More troubling is a new provision that attacks proposals that reach the 25-50 percent range after three years. If such a proposal’s support decreases by 10 percent from the previous year’s vote, a company can omit it from the proxy. This sets up a bizarre scenario where a proposal that loses support from 49 percent to 44 percent in the fourth year (a 10 percent decline from 49 percent) can be omitted, but a proposal that remains steady at 27 percent on the fourth year’s vote can be resubmitted. This would imply that vote of 44 percent is a weaker outcome than a vote of 27 percent. 

One-Proposal Limit 

The proposed rule would constrain an investor or a representative to offer one shareholder proposal per meeting. A shareholder-proponent would not be permitted to submit one proposal in his or her own name and simultaneously serve as a representative to submit a different proposal on another shareholder's behalf for consideration at the same meeting. 

Forced Engagement 

The proposed rule adds a new provision to Rule 14a-8 mandating that the proponents make themselves available to the company for dialogue in person or by phone. For asset owner proponents who have hired asset managers or other representatives for their professional guidance and advocacy services, this represents an interference with the client/manager relationship. The SEC proposed rule also contemplates the possibility of banning asset owners from hiring representatives and managers to conduct shareholder advocacy on their behalf. This portion of the proposed rule represents a radical departure. 

Proxy Advisor Rule 

Issuer Pre-review of Proxy Advice 

This rule mandates that proxy advisory firms give issuers (companies) an opportunity to review and provide feedback on proxy voting advice before proxy advisory firm clients get to see it. It also requires proxy advisory firms to include a link to an issuer’s position paper if the issuer disagrees with the proxy advisory firm’s conclusions. This is an unprecedented interference and is the opposite of what is required by regulation of stock analyst reports. Current rules prohibit analysts from sharing draft research reports with target companies, other than to check facts after approval from the firm’s legal or compliance department. 

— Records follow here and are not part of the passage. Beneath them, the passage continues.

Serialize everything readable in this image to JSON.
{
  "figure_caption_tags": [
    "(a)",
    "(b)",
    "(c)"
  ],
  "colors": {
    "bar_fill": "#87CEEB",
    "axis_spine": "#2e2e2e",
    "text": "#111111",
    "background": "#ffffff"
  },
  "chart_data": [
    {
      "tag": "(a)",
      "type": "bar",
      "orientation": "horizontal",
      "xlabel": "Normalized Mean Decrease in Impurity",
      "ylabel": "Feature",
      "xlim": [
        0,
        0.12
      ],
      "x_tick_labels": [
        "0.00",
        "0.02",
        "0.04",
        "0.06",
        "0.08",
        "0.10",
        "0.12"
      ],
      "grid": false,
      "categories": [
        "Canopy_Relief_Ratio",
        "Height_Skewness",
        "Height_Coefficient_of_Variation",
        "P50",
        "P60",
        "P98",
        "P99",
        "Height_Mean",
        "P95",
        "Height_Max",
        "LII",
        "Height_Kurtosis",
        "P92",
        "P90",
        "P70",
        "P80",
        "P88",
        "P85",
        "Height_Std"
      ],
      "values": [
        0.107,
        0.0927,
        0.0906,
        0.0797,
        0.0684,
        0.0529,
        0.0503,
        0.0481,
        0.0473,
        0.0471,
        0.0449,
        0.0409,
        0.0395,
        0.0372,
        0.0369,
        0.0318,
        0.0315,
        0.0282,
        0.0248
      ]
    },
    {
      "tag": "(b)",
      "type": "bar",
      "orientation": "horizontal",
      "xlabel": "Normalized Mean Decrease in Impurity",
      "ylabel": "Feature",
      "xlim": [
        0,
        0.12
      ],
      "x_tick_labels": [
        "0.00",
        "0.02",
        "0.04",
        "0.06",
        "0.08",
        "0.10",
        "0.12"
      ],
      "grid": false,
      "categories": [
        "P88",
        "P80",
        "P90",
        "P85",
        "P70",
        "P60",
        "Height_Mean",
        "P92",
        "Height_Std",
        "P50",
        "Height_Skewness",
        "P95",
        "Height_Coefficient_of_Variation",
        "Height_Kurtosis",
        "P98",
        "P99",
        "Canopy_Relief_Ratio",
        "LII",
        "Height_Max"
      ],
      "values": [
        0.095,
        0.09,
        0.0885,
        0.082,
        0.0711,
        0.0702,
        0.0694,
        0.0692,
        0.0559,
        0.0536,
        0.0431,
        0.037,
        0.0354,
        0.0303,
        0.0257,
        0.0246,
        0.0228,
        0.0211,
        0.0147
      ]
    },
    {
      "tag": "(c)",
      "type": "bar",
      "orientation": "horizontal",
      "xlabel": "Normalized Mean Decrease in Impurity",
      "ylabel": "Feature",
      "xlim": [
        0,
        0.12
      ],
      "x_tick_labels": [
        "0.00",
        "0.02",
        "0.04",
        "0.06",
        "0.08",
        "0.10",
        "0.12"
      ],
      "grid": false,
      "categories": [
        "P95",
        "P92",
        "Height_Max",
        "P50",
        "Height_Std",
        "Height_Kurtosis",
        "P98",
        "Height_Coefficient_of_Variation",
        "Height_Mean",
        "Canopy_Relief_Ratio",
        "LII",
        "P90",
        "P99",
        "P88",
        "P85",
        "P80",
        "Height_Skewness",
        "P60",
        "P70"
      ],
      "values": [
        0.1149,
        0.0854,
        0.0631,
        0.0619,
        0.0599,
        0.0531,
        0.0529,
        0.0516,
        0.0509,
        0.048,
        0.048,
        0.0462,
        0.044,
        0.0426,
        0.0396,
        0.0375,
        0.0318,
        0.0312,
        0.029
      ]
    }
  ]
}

Therefore, if the SEC adopts its proxy advisor regulation, an analyst and a proxy advisor could write a report on the same company and the analyst would violate securities laws by showing it to the company in advance, while the proxy adviser would violate the law if it did not show it to the company in advance. 

Currently, the two predominant proxy advisory firms, ISS and Glass-Lewis, have an informal process to allow issuers to correct any factual inaccuracies in their reports. 

Disclosure of Conflicts 

The proposed rule includes a largely non-controversial provision that mandates that proxy advisors disclose material conflicts of interest in their voting advice.